Une entame de feu vite douchée
Les hommes de Luis Enrique avaient pourtant mordu dans cette affiche avec une féroce envie. Dès la dixième minute, une somptueuse remontée de balle aboutissait à une remise de la tête de João Neves pour Bradley Barcola, dont la frappe en force du gauche fusillait le portier londonien. Le peuple parisien croyait vivre une soirée tranquille, mais les vieux démons défensifs ont vite ressurgi. Oublié au marquage par Nuno Mendes, Malo Gusto glaçait l’enceinte de la Porte de Saint-Cloud d’un tir croisé pour ramener les Blues à hauteur (28e).
Le raid de Dembélé et le faux rythme
Avant la pause, le génie a frappé.
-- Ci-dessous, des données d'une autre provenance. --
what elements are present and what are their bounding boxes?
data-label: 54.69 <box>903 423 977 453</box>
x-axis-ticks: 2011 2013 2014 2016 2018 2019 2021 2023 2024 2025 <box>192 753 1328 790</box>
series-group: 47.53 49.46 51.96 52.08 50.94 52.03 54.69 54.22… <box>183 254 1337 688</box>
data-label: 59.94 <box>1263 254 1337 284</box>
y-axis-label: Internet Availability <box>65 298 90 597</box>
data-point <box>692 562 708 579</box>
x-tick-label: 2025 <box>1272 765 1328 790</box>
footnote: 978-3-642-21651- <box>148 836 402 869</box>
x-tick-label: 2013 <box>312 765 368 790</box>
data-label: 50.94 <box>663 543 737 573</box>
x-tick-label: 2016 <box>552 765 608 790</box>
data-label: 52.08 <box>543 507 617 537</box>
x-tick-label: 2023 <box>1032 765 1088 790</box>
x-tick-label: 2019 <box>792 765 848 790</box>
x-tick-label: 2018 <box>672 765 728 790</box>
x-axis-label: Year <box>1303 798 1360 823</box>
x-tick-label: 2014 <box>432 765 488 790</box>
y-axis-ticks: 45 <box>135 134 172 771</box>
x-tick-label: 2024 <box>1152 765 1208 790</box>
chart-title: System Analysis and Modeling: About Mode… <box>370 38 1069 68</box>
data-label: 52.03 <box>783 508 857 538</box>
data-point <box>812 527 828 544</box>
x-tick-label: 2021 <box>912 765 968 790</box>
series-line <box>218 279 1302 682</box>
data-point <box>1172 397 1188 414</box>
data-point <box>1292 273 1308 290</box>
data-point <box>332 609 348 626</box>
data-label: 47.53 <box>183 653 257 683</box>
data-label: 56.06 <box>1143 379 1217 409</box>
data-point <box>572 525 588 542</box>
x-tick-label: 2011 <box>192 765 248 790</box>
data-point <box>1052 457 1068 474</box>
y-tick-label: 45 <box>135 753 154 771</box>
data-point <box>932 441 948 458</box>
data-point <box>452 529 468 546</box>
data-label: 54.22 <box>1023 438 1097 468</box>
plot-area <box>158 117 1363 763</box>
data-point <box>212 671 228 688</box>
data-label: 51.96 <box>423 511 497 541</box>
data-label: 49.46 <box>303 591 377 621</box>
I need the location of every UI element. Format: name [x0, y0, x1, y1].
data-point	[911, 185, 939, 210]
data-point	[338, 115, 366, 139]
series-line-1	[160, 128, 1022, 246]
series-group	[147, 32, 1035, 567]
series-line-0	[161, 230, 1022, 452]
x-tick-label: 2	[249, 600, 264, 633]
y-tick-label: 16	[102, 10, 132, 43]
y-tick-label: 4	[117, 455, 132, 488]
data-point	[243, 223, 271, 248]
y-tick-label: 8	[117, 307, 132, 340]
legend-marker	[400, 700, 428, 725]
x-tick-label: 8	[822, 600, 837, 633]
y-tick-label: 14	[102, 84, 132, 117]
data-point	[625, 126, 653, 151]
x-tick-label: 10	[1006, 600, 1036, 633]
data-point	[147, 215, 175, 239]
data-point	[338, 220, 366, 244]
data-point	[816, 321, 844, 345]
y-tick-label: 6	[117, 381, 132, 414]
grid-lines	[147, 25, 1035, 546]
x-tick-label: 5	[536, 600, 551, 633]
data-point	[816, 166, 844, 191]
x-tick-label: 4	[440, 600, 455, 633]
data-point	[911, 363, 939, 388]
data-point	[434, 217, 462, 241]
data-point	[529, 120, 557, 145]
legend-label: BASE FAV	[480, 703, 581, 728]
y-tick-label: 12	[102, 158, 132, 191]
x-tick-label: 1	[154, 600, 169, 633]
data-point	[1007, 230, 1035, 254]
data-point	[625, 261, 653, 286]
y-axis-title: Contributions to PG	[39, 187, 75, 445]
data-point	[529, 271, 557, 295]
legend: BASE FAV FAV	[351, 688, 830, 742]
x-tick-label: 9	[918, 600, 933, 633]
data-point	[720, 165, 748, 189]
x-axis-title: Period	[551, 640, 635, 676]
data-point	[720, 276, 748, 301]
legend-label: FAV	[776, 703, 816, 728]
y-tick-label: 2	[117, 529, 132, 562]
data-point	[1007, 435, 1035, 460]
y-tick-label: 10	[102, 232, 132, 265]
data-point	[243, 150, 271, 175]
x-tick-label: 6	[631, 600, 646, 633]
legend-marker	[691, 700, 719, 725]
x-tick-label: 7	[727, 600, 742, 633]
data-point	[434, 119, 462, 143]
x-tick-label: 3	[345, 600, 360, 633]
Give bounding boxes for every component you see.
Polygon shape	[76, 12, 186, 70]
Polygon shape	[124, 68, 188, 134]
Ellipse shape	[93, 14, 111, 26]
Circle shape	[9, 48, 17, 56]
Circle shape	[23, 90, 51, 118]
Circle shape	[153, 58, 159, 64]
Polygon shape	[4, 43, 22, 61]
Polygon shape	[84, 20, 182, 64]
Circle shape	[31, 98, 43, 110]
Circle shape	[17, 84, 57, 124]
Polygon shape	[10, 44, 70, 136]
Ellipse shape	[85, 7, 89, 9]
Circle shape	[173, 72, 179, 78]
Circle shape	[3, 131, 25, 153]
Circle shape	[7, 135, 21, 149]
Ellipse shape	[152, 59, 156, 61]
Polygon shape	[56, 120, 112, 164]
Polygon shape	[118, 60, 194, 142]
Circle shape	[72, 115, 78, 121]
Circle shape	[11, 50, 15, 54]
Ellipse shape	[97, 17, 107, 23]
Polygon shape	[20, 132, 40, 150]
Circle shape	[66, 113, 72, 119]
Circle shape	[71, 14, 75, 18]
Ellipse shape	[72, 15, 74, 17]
Parti de sa propre surface, Ousmane Dembélé a traversé le terrain, mystifié son adversaire d’un crochet ravageur et redonné l’avantage aux siens (40e). Toutefois, au retour des vestiaires, Paris s’est laissé anesthésier par le tempo britannique. La punition fut immédiate : Neto s’échappait dans le dos de Désiré Doué et servait Enzo Fernandez en retrait. Le champion du monde argentin égalisait (56e), plongeant le club de la capitale dans un abîme de doutes malgré une possession de balle largement en sa faveur.
Le cadeau danois et l’inspiration de Vitinha
À court d’idées, le PSG s’en est remis à un improbable coup de pouce. À un quart d’heure du terme, le gardien Filip Jorgensen tentait une relance suicidaire. Contré par un Barcola mort de faim, le cuir parvenait à Khvicha Kvaratskhelia puis à Vitinha. Très critiqué dernièrement, le Portugais réussissait un lob magistral (75e). Ce geste d’une classe folle redonnait l’avantage aux Parisiens et permettait au milieu de terrain de faire taire ses détracteurs lors d’un rendez-vous majuscule.
L’ouragan Kvaratskhelia plie l’affaire
La fin de match fut un chef-d’œuvre tactique signé Luis Enrique. Son coaching a tout emporté, porté par un Kvaratskhelia en état de grâce. Le Géorgien a d’abord logé une frappe flottante en pleine lucarne (86e), bien servi par Mayulu. Puis, au bout du temps additionnel, sur une transition éclair menée par Hakimi, il a scellé le triomphe parisien d’une reprise sans contrôle à l’entrée de la surface (90e+). Une entrée fracassante qui transforme une victoire étriquée en un triomphe retentissant.